Bright, spacious, airy, I like the hyperlocal vibes here.
Take a number for An Kee 😁
I ordered the lower quarter cut. This set came to RM35 or thereabouts, I forgot the exact amount. Some people may find this slightly on the expensive side, but this was an at least 100 day old free range chicken (not a < 30 day old American broiler).
The chicken cut in large chunks, laid on cucumber slices was doused with a brown dressing.
The chicken was the poached and cold bathed type which has congealed fat under the skin and between layers of meat.
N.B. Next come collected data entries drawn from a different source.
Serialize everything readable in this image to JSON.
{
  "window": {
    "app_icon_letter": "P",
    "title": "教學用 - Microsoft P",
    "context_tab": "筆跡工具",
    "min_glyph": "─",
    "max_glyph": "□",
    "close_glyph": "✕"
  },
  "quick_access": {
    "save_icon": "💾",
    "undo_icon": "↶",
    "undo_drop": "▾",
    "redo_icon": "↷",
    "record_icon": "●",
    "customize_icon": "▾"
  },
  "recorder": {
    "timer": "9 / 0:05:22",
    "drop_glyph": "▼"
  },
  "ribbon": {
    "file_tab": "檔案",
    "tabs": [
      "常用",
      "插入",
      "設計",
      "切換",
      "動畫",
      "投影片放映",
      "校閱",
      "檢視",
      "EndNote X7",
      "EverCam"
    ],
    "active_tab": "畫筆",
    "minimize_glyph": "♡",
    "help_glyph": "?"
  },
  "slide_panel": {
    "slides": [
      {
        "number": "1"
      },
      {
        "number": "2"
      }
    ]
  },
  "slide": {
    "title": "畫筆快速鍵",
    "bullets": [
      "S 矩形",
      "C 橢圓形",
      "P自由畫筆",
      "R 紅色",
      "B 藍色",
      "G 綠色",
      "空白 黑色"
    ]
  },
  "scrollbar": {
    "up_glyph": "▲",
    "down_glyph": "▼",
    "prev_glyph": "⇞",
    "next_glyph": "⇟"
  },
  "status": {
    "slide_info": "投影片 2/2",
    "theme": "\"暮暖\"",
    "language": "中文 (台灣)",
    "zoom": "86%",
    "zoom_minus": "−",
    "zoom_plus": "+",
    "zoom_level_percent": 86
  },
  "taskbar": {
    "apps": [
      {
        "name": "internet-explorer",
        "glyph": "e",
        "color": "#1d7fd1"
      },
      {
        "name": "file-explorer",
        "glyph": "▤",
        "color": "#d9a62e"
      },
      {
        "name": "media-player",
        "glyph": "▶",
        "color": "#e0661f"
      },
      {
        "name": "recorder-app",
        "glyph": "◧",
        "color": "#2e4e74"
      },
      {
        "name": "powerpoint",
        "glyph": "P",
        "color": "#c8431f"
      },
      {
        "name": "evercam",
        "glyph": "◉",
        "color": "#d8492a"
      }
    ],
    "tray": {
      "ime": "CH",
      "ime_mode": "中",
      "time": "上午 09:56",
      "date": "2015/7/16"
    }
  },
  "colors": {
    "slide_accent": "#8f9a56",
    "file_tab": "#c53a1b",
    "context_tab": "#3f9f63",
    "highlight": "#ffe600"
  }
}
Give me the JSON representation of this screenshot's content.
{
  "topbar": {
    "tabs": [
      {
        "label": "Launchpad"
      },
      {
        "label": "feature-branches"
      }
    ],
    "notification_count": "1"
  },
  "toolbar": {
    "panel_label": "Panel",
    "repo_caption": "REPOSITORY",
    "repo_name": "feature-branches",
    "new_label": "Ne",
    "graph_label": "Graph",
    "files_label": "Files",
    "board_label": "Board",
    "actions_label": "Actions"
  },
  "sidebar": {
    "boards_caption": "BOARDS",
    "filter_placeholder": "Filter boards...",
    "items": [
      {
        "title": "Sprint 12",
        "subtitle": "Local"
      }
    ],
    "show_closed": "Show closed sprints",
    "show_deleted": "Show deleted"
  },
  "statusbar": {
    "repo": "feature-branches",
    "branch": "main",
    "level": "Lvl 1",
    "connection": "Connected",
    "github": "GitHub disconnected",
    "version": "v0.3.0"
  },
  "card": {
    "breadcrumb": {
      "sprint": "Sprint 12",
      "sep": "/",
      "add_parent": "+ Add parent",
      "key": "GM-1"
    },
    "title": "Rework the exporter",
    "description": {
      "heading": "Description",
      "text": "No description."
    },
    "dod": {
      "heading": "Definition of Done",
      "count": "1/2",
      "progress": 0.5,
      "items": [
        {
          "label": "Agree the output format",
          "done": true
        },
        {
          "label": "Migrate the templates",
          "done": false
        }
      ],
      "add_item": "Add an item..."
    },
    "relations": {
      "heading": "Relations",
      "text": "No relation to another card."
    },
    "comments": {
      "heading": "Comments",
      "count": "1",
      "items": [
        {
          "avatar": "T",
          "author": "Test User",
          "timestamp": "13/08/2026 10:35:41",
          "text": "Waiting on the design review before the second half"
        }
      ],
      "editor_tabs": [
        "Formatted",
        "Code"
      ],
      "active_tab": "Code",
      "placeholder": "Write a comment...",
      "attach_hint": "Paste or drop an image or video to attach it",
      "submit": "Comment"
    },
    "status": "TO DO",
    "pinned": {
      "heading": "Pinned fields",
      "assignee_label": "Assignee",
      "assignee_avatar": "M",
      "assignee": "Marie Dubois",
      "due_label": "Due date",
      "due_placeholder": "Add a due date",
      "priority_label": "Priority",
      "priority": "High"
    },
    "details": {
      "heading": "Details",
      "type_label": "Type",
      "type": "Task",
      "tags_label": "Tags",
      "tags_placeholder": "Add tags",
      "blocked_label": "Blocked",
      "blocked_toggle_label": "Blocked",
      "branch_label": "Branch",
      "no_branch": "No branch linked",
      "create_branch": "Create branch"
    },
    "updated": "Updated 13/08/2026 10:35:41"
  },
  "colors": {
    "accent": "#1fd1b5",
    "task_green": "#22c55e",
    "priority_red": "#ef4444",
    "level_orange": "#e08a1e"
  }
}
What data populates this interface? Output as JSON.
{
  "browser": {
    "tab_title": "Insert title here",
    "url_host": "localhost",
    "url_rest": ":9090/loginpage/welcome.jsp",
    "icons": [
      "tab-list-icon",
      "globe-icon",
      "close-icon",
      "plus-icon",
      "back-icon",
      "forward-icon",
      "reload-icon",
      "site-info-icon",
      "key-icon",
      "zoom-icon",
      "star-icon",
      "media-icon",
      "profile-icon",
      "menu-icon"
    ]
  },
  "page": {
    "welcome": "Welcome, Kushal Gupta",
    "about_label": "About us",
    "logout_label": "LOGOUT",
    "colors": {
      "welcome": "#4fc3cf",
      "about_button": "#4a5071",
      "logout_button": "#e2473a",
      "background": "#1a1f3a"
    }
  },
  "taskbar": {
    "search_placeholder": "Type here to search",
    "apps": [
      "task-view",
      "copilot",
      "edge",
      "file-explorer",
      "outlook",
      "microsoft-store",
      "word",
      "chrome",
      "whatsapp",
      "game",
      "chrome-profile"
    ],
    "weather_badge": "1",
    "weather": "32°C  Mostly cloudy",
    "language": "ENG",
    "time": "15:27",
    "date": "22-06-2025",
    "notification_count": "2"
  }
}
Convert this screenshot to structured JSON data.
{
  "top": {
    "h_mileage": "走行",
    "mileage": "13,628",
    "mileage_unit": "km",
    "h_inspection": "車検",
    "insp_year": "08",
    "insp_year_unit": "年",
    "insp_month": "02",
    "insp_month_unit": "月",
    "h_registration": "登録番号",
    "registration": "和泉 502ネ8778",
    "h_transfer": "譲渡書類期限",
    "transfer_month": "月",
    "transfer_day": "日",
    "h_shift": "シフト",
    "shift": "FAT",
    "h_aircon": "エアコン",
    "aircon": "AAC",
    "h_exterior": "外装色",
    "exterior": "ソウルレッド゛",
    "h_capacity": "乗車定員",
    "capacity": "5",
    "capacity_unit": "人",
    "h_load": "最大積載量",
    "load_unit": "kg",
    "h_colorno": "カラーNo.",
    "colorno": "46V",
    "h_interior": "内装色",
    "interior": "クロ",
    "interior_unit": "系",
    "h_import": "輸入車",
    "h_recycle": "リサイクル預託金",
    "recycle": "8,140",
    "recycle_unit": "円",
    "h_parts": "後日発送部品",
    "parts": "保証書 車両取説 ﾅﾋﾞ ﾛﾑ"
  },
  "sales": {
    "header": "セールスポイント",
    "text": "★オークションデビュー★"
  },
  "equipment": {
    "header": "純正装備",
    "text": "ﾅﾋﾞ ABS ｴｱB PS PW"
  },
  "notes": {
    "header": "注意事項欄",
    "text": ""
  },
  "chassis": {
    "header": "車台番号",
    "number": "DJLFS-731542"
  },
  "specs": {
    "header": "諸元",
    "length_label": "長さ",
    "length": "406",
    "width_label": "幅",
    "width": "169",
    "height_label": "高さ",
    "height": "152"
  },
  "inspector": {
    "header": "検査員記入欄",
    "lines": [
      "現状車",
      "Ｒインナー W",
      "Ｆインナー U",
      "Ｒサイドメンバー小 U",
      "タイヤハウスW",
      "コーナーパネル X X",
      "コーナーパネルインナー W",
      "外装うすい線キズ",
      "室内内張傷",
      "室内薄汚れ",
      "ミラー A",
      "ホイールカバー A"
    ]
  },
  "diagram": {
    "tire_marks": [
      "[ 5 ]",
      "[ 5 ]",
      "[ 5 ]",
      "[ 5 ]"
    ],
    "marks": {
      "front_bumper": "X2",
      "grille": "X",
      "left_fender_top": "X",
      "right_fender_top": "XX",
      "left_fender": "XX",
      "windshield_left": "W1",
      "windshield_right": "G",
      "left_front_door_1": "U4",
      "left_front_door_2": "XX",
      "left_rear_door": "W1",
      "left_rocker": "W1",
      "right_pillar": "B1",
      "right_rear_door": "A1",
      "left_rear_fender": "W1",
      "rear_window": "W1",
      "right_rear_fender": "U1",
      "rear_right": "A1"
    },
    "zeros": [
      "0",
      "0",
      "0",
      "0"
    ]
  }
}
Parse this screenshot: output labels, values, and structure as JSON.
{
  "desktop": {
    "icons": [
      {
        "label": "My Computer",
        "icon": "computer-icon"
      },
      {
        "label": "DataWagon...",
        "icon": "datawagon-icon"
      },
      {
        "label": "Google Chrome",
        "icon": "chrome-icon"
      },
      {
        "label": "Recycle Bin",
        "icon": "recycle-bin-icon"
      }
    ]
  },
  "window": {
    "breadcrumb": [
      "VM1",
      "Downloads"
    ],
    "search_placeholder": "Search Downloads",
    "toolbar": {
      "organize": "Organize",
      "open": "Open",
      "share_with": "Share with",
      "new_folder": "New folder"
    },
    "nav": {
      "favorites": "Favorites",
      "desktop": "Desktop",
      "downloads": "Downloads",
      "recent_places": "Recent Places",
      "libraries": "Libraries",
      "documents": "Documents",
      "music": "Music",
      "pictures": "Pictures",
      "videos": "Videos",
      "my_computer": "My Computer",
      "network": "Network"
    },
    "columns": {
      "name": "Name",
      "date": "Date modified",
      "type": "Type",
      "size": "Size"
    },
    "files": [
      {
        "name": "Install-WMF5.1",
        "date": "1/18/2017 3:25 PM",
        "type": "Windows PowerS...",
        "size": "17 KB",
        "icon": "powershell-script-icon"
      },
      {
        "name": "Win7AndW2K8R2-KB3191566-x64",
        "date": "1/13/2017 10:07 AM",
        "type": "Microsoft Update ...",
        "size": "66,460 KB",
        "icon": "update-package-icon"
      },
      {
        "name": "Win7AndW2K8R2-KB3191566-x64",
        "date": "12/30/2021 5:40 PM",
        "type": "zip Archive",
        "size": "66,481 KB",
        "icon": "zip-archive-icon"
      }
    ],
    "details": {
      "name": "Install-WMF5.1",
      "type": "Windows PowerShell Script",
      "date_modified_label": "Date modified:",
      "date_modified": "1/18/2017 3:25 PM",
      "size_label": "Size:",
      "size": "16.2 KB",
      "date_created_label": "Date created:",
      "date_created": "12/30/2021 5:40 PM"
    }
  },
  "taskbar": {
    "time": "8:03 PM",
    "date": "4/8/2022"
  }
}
The texture was impeccable, perfect in my opinion. The meat was tender, not soft. Juicy, not waterlogged. There was a subtle squeaky chewiness to the bite, not mushy soft.
Flavour, especially in the meat, was natural chicken sweetness though a bit shy and subtle. (Some people may find it "bland" but you can taste the sweetness more, if you eat mindfully.) The skin and fat contained a bit more sweet flavours.
I didn't dab the chicken in the savoury brown dressing to up the flavours. Didn't have to.
The large mound of rice was a mix of broken and whole grains. A light glimmering greasy sheen on the surface.
Nice tender nutty texture, savoury sweet flavour and aroma. I finished all the rice even though I avoid carbs nowadays.
The obligatory soup - chicken and preserved vegetables (kiam chye) provided the savoury flavours.
The Cantonese ginger, scallion and aromatic oil relish. Perfect on its own and paired well with rice or chicken.
Satisfying lunch in a hyperlocal spot in KL.